I guess I’ll find out soon,
thought Lester glancing over at the journal.

He found his place in the online Bible and started to read again. Verse sixteen: “Then Cain went out from the presence of the Lord and dwelt in the land of Nod on the east of Eden. And Cain knew his wife and she conceived and bore Enoch. And Cain built a city, and called the name of the city after his son Enoch” Lester’s eyes widened. “Cain knew his wife… Oh, no!” thought Lester, suspecting the worst.

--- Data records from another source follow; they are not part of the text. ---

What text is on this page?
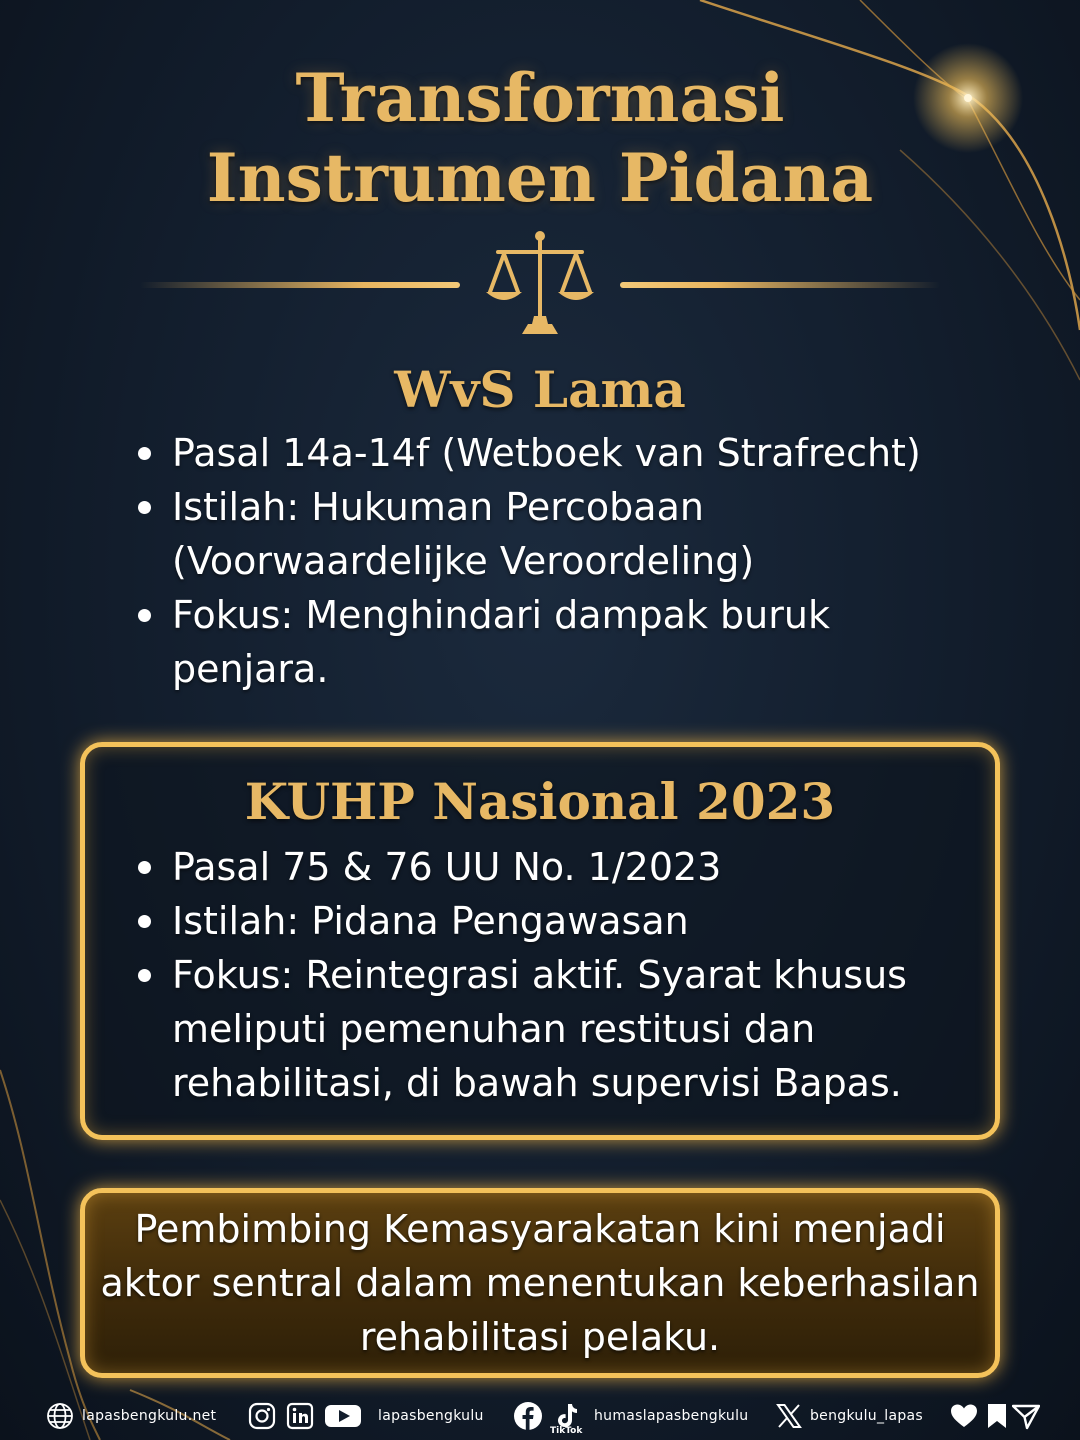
Transformasi
Instrumen Pidana
WvS Lama
Pasal 14a-14f (Wetboek van Strafrecht)
Istilah: Hukuman Percobaan (Voorwaardelijke Veroordeling)
Fokus: Menghindari dampak buruk penjara.
KUHP Nasional 2023
Pasal 75 & 76 UU No. 1/2023
Istilah: Pidana Pengawasan
Fokus: Reintegrasi aktif. Syarat khusus meliputi pemenuhan restitusi dan rehabilitasi, di bawah supervisi Bapas.
Pembimbing Kemasyarakatan kini menjadi aktor sentral dalam menentukan keberhasilan rehabilitasi pelaku.
lapasbengkulu.net	lapasbengkulu
TikTok
humaslapasbengkulu	bengkulu_lapas
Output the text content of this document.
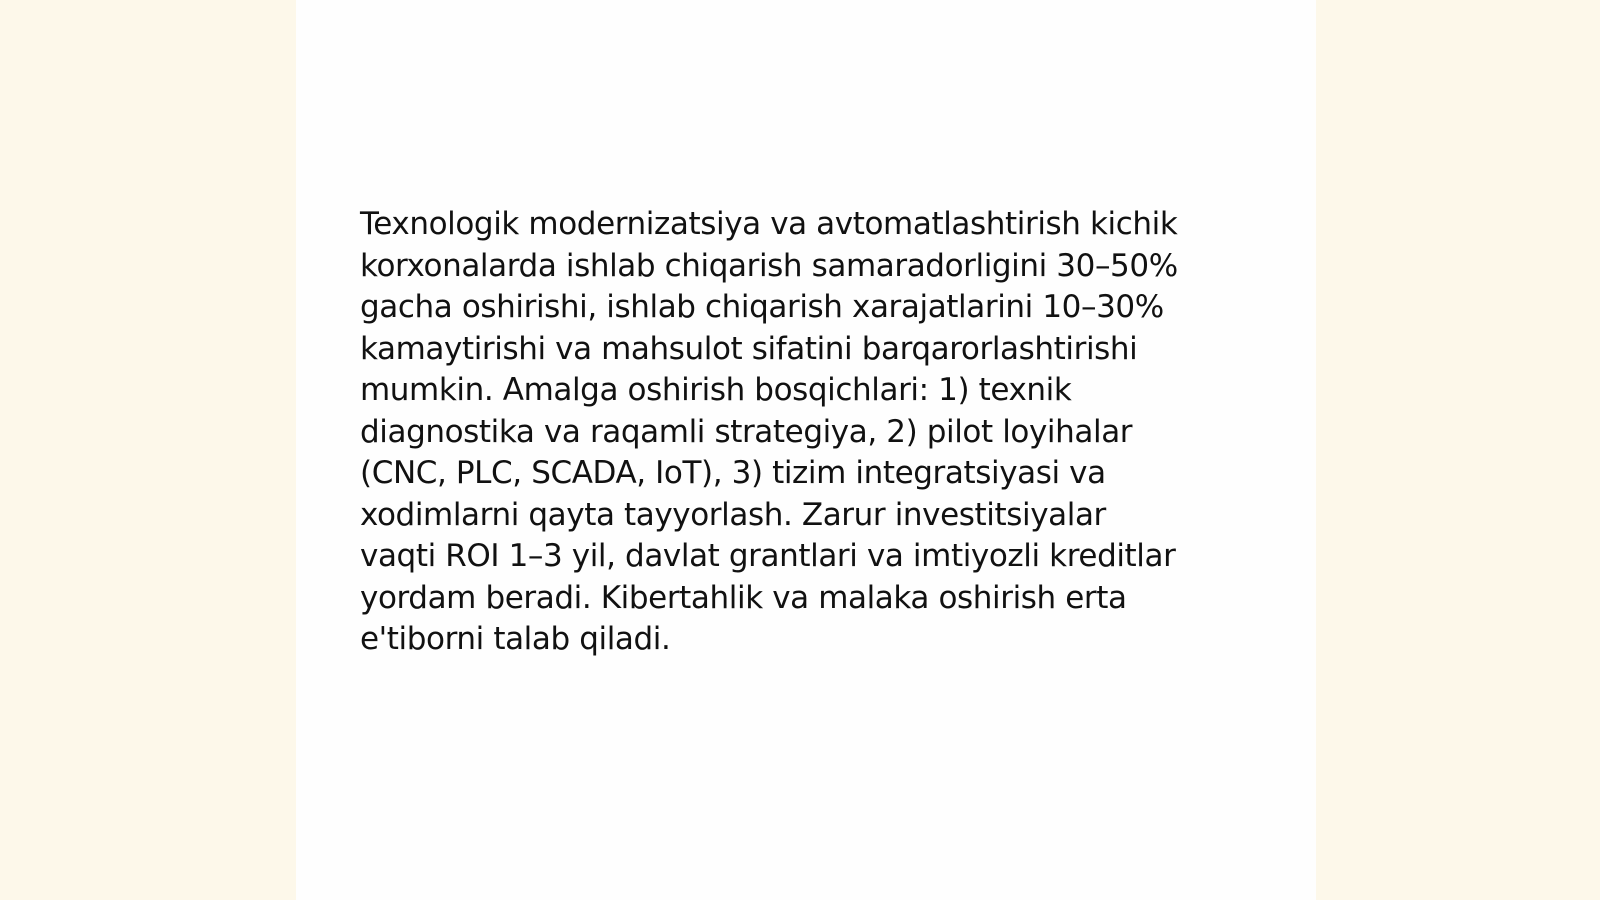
Texnologik modernizatsiya va avtomatlashtirish kichik
korxonalarda ishlab chiqarish samaradorligini 30–50%
gacha oshirishi, ishlab chiqarish xarajatlarini 10–30%
kamaytirishi va mahsulot sifatini barqarorlashtirishi
mumkin. Amalga oshirish bosqichlari: 1) texnik
diagnostika va raqamli strategiya, 2) pilot loyihalar
(CNC, PLC, SCADA, IoT), 3) tizim integratsiyasi va
xodimlarni qayta tayyorlash. Zarur investitsiyalar
vaqti ROI 1–3 yil, davlat grantlari va imtiyozli kreditlar
yordam beradi. Kibertahlik va malaka oshirish erta
e'tiborni talab qiladi.
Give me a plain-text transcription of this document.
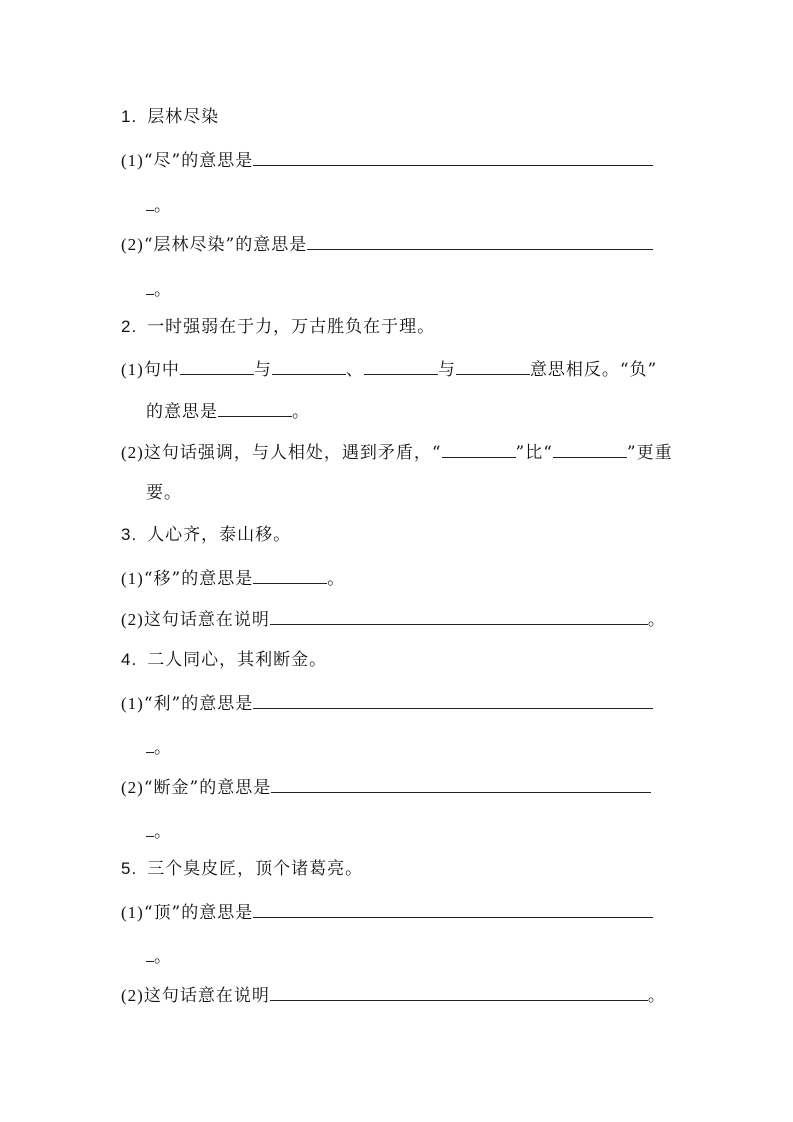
1. 层林尽染
(1)“尽”的意思是
。
(2)“层林尽染”的意思是
。
2. 一时强弱在于力，万古胜负在于理。
(1)句中	与	、	与	意思相反。“负”
的意思是	。
(2)这句话强调，与人相处，遇到矛盾，“	”比“	”更重
要。
3. 人心齐，泰山移。
(1)“移”的意思是	。
(2)这句话意在说明	。
4. 二人同心，其利断金。
(1)“利”的意思是
。
(2)“断金”的意思是
。
5. 三个臭皮匠，顶个诸葛亮。
(1)“顶”的意思是
。
(2)这句话意在说明	。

He had no appetite for e-mail, but he did have an appetite. He turned off the computer, sliced some cheese and crackers, peanut buttered some celery, and poured a cup of water. He heated it and dropped in a bag of tea. He didn’t know what kind it would be because a couple of weeks earlier he had opened the lazy-Susan too quickly, and spilled three different boxes of tea on the floor at the same time. Rather than trying to sort it all out he had just put all the teabags in a bag. He thought about trying the music thing but figured he was too wound up. Instead he sat in his EZ-chair and kicked up the footrest. He pulled the journal over to him, got comfortable, popped a cheese-topped cracker in his mouth, and opened the book of AL.